Dia juga menyebut Perpu harus berisikan pasal yang memberi kewenangan Presiden bisa mengganti Gubernur BI atau Kepala OJK.
Alasannya, Gubernur BI atau Kepala OJK bisa saja tidak sejalan dengan presiden.
Ketika terjadi seperti itu, yang rugi adalah perekonomi negara akibat ketidakcocokan antara Presiden dengan Gubernur BI atau Kepala OJK.

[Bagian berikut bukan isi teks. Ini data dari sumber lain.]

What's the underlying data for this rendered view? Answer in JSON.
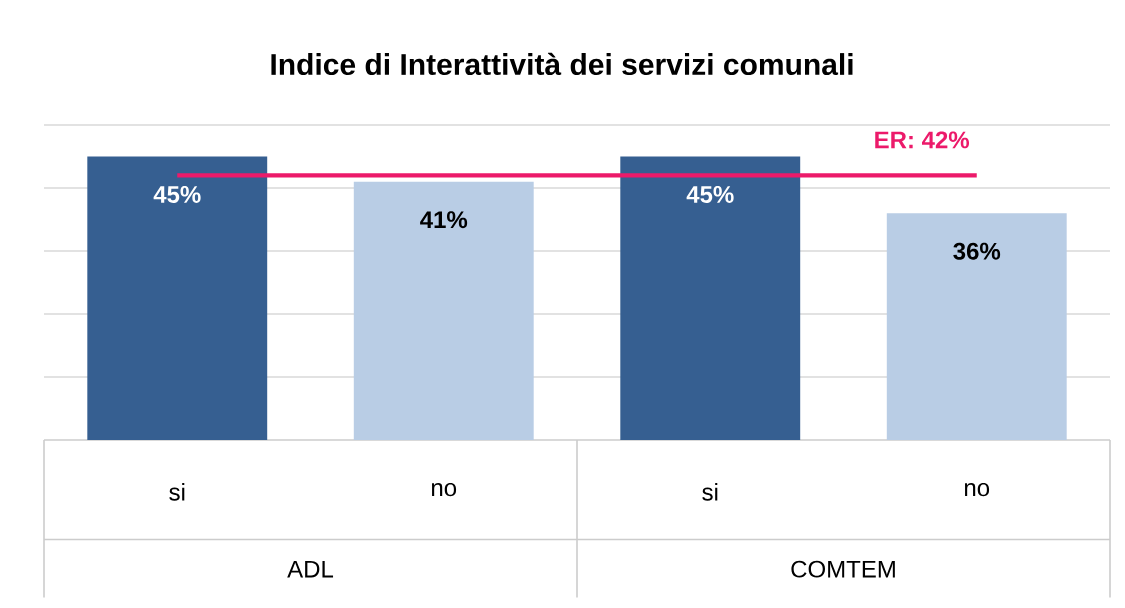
{
  "chart_data": {
    "type": "bar",
    "title": "Indice di Interattività dei servizi comunali",
    "categories": [
      "si",
      "no",
      "si",
      "no"
    ],
    "values": [
      45,
      41,
      45,
      36
    ],
    "colors": [
      "#365f91",
      "#b9cde5",
      "#365f91",
      "#b9cde5"
    ],
    "value_labels": [
      "45%",
      "41%",
      "45%",
      "36%"
    ],
    "ylim": [
      0,
      50
    ],
    "yticks": [
      {
        "value": 0,
        "label": null
      },
      {
        "value": 10,
        "label": null
      },
      {
        "value": 20,
        "label": null
      },
      {
        "value": 30,
        "label": null
      },
      {
        "value": 40,
        "label": null
      },
      {
        "value": 50,
        "label": null
      }
    ],
    "tick_labels": "x",
    "grid": "y",
    "ref_lines": [
      {
        "axis": "y",
        "value": 42,
        "label": "ER: 42%",
        "color": "#ec1a6a"
      }
    ],
    "annotations": [
      "ADL",
      "COMTEM"
    ]
  }
}
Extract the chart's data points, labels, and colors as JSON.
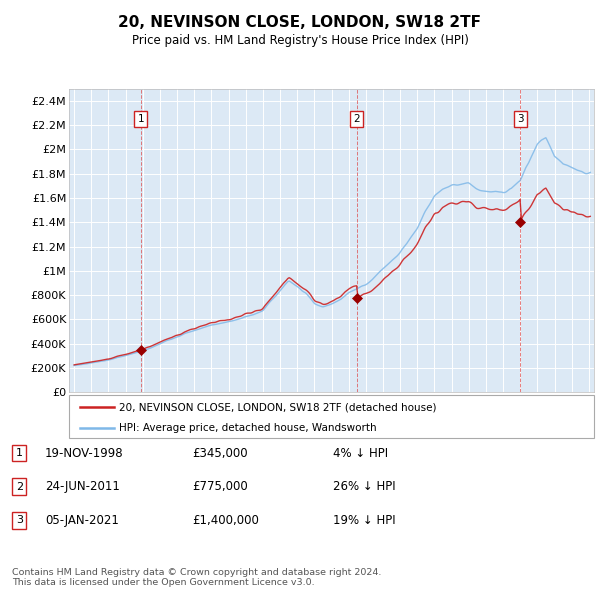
{
  "title": "20, NEVINSON CLOSE, LONDON, SW18 2TF",
  "subtitle": "Price paid vs. HM Land Registry's House Price Index (HPI)",
  "background_color": "#ffffff",
  "plot_bg_color": "#dce9f5",
  "grid_color": "#ffffff",
  "hpi_line_color": "#7fb8e8",
  "price_line_color": "#cc2222",
  "sale_marker_color": "#990000",
  "transactions": [
    {
      "date_num": 1998.88,
      "price": 345000,
      "label": "1",
      "pct": "4% ↓ HPI",
      "date_str": "19-NOV-1998"
    },
    {
      "date_num": 2011.48,
      "price": 775000,
      "label": "2",
      "pct": "26% ↓ HPI",
      "date_str": "24-JUN-2011"
    },
    {
      "date_num": 2021.01,
      "price": 1400000,
      "label": "3",
      "pct": "19% ↓ HPI",
      "date_str": "05-JAN-2021"
    }
  ],
  "ylim": [
    0,
    2500000
  ],
  "xlim": [
    1994.7,
    2025.3
  ],
  "yticks": [
    0,
    200000,
    400000,
    600000,
    800000,
    1000000,
    1200000,
    1400000,
    1600000,
    1800000,
    2000000,
    2200000,
    2400000
  ],
  "ytick_labels": [
    "£0",
    "£200K",
    "£400K",
    "£600K",
    "£800K",
    "£1M",
    "£1.2M",
    "£1.4M",
    "£1.6M",
    "£1.8M",
    "£2M",
    "£2.2M",
    "£2.4M"
  ],
  "xticks": [
    1995,
    1996,
    1997,
    1998,
    1999,
    2000,
    2001,
    2002,
    2003,
    2004,
    2005,
    2006,
    2007,
    2008,
    2009,
    2010,
    2011,
    2012,
    2013,
    2014,
    2015,
    2016,
    2017,
    2018,
    2019,
    2020,
    2021,
    2022,
    2023,
    2024,
    2025
  ],
  "legend_line1": "20, NEVINSON CLOSE, LONDON, SW18 2TF (detached house)",
  "legend_line2": "HPI: Average price, detached house, Wandsworth",
  "footer": "Contains HM Land Registry data © Crown copyright and database right 2024.\nThis data is licensed under the Open Government Licence v3.0.",
  "vline_color": "#dd4444",
  "label_box_color": "#cc2222"
}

“Tentu harus ada mekanismenya. Misalnya sebelum presiden mengusulkan penggantian, harus ada pendapat dari lembaga lain yang menyebut Gubernur BI atau Kepala OJK layak diganti. Seperti kalau presiden di impeachment, kan tidak mudah. Harus ke Mahkamah Konstitusi dan sebagainya. Begitu juga dengan pasal pergantian gubernur BI dan OJK. Tidak perlu menunggu habis masa jabatan lima tahun,” tutur Mekeng.
Dia menambahkan dengan penerbitan Perpu SSK, peranan KSSK diperkuat.
Dengan demikian proses pengambilan keputusan tentang penyelamatan, pemulihan atau peningkatan perekonomian nasional tidak terbelenggu dengan independensi BI, OJK dan LPS.